The power and necessity of silence is not cultural or generational. It is especially biblical. “Be still,” says the Lord God. “Be still and know that I am God” (Ps 45.11). Only when we are still and silent, then, can we truly begin to know God, to pray, and to consider the Lord’s mercy. Especially in the midst of death. For, truly, what can we say when a person has died. We can only remain still and wait the Lord’s kindness in the midst of tears, His loving embrace, and His comforting word (even if it is a “still small voice” [1 Kng 19.12]).
Perhaps that’s why silence—specifically, a moment of silence—is associated with respect for the dead. It’s not so much about honoring the dead person. This practice lets us “both hope and quietly wait for the salvation of the Lord” (Lam 3.26).

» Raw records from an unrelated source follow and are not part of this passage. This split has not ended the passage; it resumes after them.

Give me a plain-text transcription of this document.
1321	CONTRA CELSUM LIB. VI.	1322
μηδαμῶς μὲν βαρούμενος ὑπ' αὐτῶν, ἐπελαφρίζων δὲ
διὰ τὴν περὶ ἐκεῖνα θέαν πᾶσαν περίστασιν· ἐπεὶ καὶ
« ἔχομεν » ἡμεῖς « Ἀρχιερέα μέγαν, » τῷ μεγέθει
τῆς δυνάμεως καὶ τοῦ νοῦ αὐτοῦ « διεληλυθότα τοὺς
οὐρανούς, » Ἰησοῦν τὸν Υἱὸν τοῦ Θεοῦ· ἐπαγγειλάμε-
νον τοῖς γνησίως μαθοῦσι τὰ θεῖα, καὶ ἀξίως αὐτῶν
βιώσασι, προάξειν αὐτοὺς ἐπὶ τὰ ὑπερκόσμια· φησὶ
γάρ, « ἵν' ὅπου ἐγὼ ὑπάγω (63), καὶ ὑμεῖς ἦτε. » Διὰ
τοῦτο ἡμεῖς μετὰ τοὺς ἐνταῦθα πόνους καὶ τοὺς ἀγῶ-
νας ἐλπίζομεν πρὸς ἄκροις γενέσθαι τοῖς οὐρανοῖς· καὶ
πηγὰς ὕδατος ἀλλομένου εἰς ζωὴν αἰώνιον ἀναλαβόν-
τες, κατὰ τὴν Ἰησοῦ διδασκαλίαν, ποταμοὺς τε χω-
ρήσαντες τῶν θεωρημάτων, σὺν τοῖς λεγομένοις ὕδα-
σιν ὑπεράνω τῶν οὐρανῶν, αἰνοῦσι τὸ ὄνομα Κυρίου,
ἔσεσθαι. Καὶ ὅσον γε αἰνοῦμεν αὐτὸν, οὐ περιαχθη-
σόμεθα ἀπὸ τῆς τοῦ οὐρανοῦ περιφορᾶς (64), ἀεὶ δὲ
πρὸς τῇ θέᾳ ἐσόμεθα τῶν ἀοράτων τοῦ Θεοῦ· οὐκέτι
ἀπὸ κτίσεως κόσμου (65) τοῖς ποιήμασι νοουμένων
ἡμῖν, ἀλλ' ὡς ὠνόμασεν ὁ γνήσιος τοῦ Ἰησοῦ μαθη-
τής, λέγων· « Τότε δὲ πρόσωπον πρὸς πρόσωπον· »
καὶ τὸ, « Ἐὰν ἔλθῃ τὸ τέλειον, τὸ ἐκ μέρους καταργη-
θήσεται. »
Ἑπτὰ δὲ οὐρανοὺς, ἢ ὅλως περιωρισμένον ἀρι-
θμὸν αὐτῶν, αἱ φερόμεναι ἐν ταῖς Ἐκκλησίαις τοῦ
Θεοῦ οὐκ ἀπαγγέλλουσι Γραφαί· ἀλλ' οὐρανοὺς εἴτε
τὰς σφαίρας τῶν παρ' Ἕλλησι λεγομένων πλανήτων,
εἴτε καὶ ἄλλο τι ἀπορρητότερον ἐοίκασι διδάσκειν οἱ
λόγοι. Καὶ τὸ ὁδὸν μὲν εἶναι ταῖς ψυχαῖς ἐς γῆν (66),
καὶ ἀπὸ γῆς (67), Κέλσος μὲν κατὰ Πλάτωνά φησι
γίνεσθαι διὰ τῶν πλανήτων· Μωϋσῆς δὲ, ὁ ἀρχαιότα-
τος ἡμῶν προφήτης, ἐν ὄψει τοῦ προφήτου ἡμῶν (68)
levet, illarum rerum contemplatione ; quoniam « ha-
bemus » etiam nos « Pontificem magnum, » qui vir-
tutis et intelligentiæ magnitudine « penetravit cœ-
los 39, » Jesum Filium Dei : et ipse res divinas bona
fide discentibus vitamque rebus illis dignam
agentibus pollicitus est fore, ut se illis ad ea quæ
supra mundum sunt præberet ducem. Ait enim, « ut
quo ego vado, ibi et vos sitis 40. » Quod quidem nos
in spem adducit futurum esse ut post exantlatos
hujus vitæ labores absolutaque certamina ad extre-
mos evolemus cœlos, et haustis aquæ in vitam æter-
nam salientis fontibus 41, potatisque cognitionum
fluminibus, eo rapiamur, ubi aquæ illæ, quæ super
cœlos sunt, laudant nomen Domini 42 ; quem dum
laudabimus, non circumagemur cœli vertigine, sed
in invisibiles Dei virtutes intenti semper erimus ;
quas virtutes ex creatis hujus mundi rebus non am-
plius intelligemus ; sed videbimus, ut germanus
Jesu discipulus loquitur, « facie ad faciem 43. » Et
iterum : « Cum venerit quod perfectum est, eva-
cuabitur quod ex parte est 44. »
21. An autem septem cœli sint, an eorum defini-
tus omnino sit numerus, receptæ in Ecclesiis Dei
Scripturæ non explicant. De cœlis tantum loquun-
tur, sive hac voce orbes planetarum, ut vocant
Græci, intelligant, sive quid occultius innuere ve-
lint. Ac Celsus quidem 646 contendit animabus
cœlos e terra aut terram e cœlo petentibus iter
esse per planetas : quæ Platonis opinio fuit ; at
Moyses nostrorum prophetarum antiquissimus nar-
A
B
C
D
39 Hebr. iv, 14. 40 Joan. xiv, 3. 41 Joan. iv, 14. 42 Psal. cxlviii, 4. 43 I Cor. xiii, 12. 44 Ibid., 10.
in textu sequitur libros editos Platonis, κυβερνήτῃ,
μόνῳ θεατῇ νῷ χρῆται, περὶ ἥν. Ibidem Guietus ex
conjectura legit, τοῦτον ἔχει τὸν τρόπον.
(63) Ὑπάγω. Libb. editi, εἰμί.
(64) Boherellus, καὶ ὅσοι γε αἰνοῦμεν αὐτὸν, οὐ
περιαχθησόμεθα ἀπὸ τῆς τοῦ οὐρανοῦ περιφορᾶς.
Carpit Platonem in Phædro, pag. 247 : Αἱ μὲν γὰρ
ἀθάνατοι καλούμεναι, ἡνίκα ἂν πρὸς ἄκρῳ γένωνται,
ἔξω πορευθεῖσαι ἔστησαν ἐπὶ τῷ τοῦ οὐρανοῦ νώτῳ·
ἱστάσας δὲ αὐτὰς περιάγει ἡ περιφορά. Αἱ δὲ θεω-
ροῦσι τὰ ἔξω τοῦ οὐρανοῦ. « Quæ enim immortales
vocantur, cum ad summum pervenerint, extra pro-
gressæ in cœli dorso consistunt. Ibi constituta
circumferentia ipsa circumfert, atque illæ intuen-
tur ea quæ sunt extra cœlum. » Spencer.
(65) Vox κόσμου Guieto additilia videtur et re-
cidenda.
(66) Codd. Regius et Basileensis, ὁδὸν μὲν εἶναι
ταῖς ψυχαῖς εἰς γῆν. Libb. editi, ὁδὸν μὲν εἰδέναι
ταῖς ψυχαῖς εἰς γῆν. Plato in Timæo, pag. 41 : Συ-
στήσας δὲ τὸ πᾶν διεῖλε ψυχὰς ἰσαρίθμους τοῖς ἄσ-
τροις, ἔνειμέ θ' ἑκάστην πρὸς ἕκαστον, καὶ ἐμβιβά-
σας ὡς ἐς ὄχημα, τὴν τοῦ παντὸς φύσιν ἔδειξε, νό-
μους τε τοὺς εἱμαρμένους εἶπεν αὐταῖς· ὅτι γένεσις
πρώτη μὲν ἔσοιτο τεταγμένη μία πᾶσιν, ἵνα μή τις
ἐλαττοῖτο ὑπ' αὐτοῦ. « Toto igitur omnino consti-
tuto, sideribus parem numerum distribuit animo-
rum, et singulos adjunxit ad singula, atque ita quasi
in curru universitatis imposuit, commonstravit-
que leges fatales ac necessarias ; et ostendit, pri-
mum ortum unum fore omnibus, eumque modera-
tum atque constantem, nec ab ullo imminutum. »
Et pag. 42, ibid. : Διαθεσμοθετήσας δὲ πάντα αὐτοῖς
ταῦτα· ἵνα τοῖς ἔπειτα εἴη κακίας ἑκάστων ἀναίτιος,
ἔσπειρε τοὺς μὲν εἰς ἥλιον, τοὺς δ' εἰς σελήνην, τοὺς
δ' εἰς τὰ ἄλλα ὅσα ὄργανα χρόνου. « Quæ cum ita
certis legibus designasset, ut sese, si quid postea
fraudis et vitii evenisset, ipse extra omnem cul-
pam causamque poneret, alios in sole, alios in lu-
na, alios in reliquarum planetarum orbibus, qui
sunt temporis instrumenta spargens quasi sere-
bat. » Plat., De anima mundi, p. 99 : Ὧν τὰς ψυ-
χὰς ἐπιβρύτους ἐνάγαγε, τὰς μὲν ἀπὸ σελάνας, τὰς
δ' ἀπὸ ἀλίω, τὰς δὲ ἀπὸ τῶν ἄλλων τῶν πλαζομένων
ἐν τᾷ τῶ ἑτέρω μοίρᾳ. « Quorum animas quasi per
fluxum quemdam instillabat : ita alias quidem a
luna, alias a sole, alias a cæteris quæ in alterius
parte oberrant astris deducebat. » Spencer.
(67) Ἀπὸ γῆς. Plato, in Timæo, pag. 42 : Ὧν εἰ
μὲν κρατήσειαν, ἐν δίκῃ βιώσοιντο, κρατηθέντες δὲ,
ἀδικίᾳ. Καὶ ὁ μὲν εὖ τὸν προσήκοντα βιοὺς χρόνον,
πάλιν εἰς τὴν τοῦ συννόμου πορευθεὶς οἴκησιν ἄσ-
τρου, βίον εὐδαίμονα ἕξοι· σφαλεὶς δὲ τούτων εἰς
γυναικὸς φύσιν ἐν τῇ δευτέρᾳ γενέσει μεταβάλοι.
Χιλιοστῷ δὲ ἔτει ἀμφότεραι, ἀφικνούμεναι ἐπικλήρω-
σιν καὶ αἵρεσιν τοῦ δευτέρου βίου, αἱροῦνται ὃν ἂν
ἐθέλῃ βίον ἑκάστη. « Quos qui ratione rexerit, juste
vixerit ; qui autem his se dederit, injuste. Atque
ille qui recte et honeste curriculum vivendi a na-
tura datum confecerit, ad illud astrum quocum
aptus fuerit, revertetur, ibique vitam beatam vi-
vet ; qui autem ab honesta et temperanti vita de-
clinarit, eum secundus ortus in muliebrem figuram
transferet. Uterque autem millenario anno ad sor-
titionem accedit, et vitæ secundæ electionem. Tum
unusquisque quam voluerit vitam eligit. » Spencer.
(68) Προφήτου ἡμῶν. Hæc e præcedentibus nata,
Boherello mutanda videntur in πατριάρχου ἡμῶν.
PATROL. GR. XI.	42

Silence is an increasing challenge for generation and our culture. We are addicted to distraction. Which explains why we have a hard time being still; and why silence—even during Mass—disturbs us.
Most pointedly, “we’re addicted to disturbance. We love to be disturbed. And if we haven’t been disturbed for the last 20 seconds, we find something to disturb us. Part of the soul pain and frustration, and even aggression, that that experience can release in people is an indication that, fundamentally, we’re constructed for a different mode of interacting with the world” (Bp Erik Varden).
The mode of interacting that we’re constructed for is not constant, non-stop interacting. We’re constructed and designed, by Our Lord God, to listen, think, contemplate, ponder, meditate, pray—all of which requires silence. Not total silence all the time, but at least some times of silence that are deliberate, unplugged, with no music (even church music) or sounds.
The Queen’s funeral gave millions a taste of elongated silence. A silence which we should cultivate, perhaps little by little, so that we might actually begin to hear God. Remember: we get to know God, and rejoice in His uplifting love, when we are still.